Nichols pressed the importance of learning about the “unsanitized version of history.” Those who do not know it are doomed to repeat it, he said. 

“This is an attempt to whitewash history. It’s an attempt to really sanitize certain parts of American history. And that’s not good for America,” Nichols said. 

[UMD professors say Biden’s education policies could boost student interest in Black history]

But he says he still found hope in his classrooms. His students are engaged and their enthusiasm to learn about their history is contagious. But when his students come in, they don’t know about major figures like Ella Baker — someone who Nichols believes is arguably more important than Martin Luther King, Jr. in the modern civil rights movement. He doesn’t blame the students, though; he blames the education system, he said. 

Pauline Sow, the Student Government Association’s director of diversity and inclusion, went to a private school in Washington, D.C., that was 93 percent white. Teachers barely touched on Black history she said, only scratching the surface of slavery, civil rights and apartheid. They didn’t even learn about colonization in Africa, she said. 

As the Black Lives Matter movement swept across the country last year, conversations about the importance and value of Black history rose alongside it. Trump, though, wasted no time to try to squander it, said Sow, a senior dance, economics and government and politics major. To her, it shows the power of education and having conversations about systemic racism.

But despite Biden’s actions, Sow said she thinks the country is still at a standstill. Biden may have repealed the report and disbanded the commission, but he put nothing in its place to continue the conversation, Sow added. She worries that schools are going to continue to ignore Black history. 

“At the end of the day, it’s like things are back to the way they were, and not necessarily progressing, which I think is also a bit of an issue,” she said. 

[UMD community is optimistic the Biden administration will revitalize Title IX regulations]

Alysa Conway, a senior government and politics and public policy major, echoed Sow’s sentiments. While Biden revoking the commission is a step in the right direction, it’s still scary this commission came to fruition in the first place, she said. 

Conway also went to a predominantly white school in Cecil County, a rural area in the state of Maryland. There, no one really took Black history seriously and whenever it was brought up, the environment was eerie and tense, Conway recalled. She learned most of her history through her family and their stories, along with taking the initiative to learn about it herself. 

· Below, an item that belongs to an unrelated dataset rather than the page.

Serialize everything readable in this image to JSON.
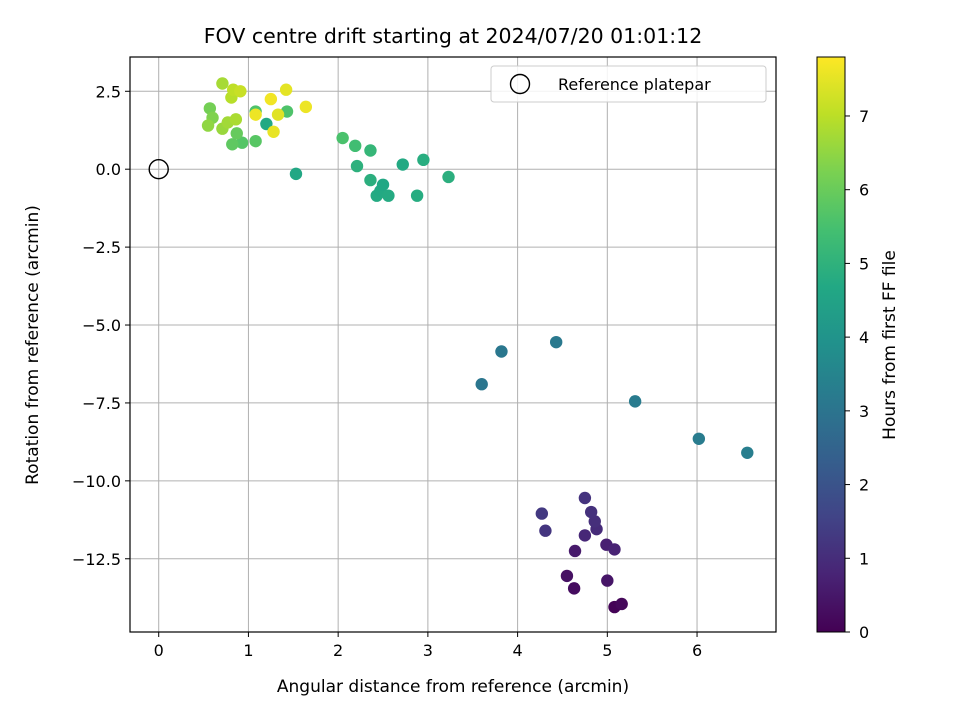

By shedding out ignorance and gaining unfiltered knowledge, Conway said she believes that’s how we can move forward, especially when that knowledge is in the hands of people with power.

“Knowledge is definitely power in this circumstance, where we can really be able to learn how to unlearn our whitewashed history and move in a positive direction towards learning about our history for what it truly is and how we can grow from it,” Conway said.